Es habe rund ein Dutzend Verletzte gegeben, berichteten örtliche Medien unter Berufung auf die Notdienste. Wegen der Unruhen habe die spanische Fußball-Liga die Verschiebung des für den 26. Oktober geplanten Spitzenspiels zwischen dem FC Barcelona und Real Madrid beschlossen, hieß es zudem. Medien berichten zudem, der spanische Fußball-Verband RFEF habe dem FC Barcelona und Real Madrid den 18. Dezember als neuen Termin für den „Clásico“ vorgeschlagen.

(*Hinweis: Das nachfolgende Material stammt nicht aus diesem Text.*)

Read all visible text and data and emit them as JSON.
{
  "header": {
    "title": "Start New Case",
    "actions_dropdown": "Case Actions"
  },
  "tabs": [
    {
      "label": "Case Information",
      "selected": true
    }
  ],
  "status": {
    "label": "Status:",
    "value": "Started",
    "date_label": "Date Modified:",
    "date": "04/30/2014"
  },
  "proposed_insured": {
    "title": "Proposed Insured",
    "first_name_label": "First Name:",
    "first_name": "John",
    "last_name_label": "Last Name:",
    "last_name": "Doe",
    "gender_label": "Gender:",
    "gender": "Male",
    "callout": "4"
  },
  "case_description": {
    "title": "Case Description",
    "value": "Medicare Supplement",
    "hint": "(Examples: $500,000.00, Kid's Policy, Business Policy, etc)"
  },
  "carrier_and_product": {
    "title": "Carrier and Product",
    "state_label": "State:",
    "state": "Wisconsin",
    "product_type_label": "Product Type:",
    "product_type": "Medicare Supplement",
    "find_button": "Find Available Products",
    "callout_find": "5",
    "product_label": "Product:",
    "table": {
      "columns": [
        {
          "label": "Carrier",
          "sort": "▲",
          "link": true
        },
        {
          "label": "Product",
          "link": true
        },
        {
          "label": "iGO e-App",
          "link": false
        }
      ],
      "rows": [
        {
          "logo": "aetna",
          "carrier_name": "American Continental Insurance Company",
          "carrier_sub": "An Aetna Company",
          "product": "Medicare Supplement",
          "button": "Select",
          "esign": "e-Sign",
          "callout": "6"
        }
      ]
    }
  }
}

Die beiden Clubs seien mit dem neuem Austragungstermin einverstanden, berichteten Medien wie die Zeitungen „As“ und „Marca“. Die Profi-Liga sei aber dagegen, den „Clásico“ an einem Mittwoch austragen zu lassen - offenbar weil Einbußen bei den TV-Einnahmen befürchtet werden. Der Verband habe alle Parteien dazu aufgefordert, sich bis Montag auf einen neuen Termin zu einigen, hieß es.

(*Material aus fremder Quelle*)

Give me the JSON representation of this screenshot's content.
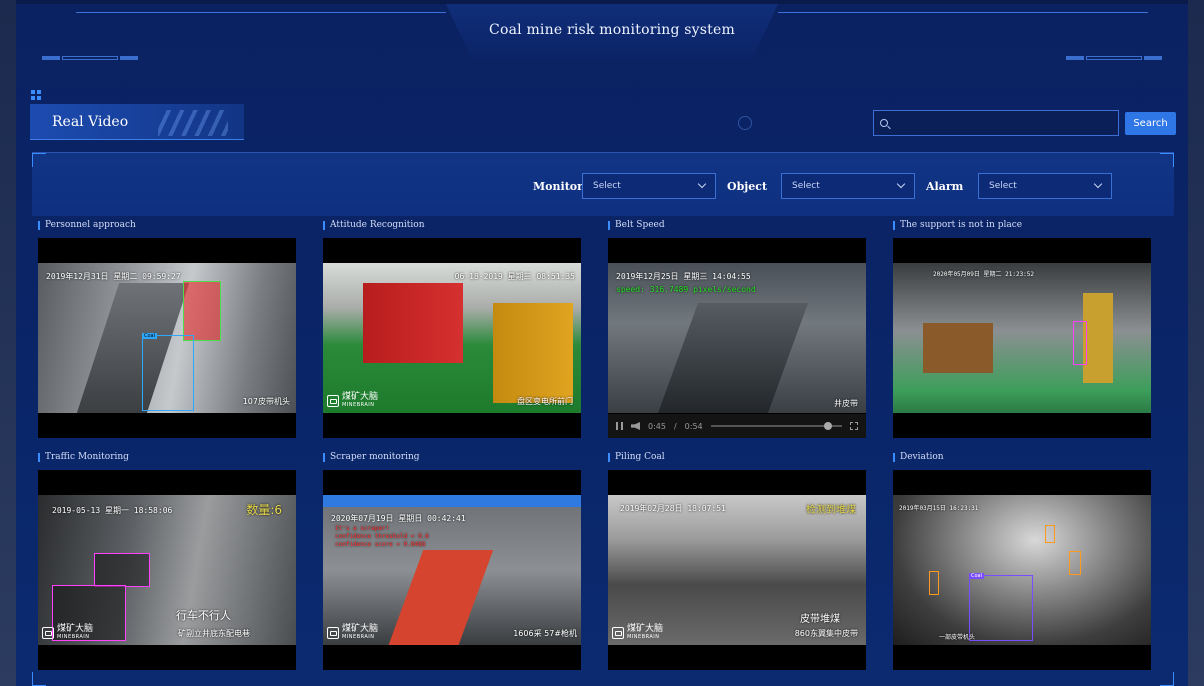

Die heftigsten Zusammenstöße gab es in der Regionalhauptstadt Barcelona. Anhänger der Unabhängigkeitsbewegung setzten im Zentrum unter anderem Müllcontainer sowie Tische und Stühle von Straßencafés in Brand. Außerdem seien eine Bankfiliale und ein Bekleidungsgeschäft verwüstet worden, teilte die Polizei mit.

Vereinzelt kam es zu Zusammenstößen zwischen Demonstranten und der Polizei. Die Beamten seien erneut mit Steinen und Böllern angegriffen worden und hätten ihrerseits Schaumgeschosse eingesetzt, hieß es in Medienberichten.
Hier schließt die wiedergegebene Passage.